BERITA TERKINI
Bursa Asia-Pasifik Merosot, Nikkei dan Kospi Terkoreksi Sekitar 4% di Tengah Ketegangan Timur Tengah

Bursa Asia-Pasifik Merosot, Nikkei dan Kospi Terkoreksi Sekitar 4% di Tengah Ketegangan Timur Tengah

Pasar saham Asia-Pasifik melemah tajam pada perdagangan Senin (23/3/2026) pagi, seiring investor mencermati eskalasi ketegangan di Timur Tengah yang mendorong kenaikan kekhawatiran terhadap risiko global. Situasi konflik disebut telah memasuki pekan keempat, dengan meningkatnya ancaman militer antara Amerika Serikat dan Iran.

Presiden Amerika Serikat Donald Trump pada Sabtu menyatakan akan “menghancurkan” pembangkit listrik Iran jika Teheran tidak sepenuhnya membuka Selat Hormuz dalam waktu 48 jam. Selat Hormuz merupakan jalur penting bagi aliran energi global.

Ketua Parlemen Iran Mohammad Bagher Ghalibaf merespons dengan ancaman menargetkan infrastruktur energi dan fasilitas desalinasi di kawasan Teluk apabila ultimatum AS dijalankan.
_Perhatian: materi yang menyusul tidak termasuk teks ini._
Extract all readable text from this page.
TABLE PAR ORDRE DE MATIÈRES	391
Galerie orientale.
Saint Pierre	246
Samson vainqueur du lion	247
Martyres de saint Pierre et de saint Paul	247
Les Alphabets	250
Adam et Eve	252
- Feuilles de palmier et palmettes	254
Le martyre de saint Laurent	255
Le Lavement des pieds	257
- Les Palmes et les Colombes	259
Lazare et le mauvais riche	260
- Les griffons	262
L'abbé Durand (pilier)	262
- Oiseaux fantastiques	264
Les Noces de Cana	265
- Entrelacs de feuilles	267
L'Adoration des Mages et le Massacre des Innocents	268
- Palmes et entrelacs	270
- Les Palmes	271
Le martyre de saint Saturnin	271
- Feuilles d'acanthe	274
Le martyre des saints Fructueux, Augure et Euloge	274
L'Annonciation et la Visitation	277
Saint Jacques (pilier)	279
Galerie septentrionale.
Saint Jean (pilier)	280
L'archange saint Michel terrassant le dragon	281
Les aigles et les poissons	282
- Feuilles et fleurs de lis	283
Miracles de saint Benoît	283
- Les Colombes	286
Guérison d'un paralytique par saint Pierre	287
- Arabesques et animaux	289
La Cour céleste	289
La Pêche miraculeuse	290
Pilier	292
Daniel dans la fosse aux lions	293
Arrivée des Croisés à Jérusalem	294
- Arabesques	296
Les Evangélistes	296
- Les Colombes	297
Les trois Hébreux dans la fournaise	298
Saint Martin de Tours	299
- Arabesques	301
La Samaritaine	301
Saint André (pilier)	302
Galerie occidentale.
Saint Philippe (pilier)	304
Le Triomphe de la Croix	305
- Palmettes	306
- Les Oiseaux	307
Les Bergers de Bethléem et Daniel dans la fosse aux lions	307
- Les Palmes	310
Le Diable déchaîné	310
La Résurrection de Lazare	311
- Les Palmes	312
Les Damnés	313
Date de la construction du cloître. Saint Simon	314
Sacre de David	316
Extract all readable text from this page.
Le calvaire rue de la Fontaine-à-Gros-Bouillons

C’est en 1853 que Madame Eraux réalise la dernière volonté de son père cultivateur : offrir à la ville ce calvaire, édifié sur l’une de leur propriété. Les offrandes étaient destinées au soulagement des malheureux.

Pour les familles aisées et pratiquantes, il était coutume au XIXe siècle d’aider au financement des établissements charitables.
Melalui unggahan di X, ia menyatakan infrastruktur kritis, fasilitas energi, serta minyak di seluruh kawasan akan dianggap sebagai target sah, dan memperingatkan harga minyak bisa bertahan tinggi dalam waktu lama.

Pada Minggu (22/3/2026), Ghalibaf memperluas pernyataannya dengan menyinggung pemegang obligasi pemerintah AS (Treasury). Ia memperingatkan entitas keuangan yang membeli obligasi pemerintah AS dan, menurutnya, “mendanai anggaran militer AS” akan dianggap target sah, bersama dengan pangkalan militer.

Di tengah ketidakpastian geopolitik tersebut, harga minyak bergerak relatif stabil pada jam-jam awal perdagangan Senin. Brent turun 0,25% menjadi US$111,97 per barel pada pukul 19:16 EST, sementara U.S. West Texas Intermediate turun 0,6% menjadi US$97,64 per barel.

Tekanan juga terlihat pada pergerakan indeks saham utama di kawasan. S&P/ASX 200 Australia tertekan lebih dari 1,8% pada awal perdagangan Asia. Di Jepang, Nikkei 225 turun 4% saat pembukaan, sedangkan Topix melemah 2,8%.

Di Korea Selatan, indeks Kospi yang berisi saham-saham berkapitalisasi besar merosot 4,6%, sementara Kosdaq turun 3,7%.

Sementara itu, bursa Hong Kong diperkirakan dibuka lebih rendah, dengan indeks Hang Seng diproyeksikan berada di level 24.725 dibanding penutupan terakhir 25.277,32.

Analis mengingatkan bahwa ketegangan geopolitik yang berkepanjangan berpotensi memperdalam tekanan di pasar regional. Kepala strategi investasi AMP Capital, Shane Oliver, menilai investor kini menghadapi risiko eskalasi yang dapat mengganggu pasokan energi dan stabilitas keuangan global.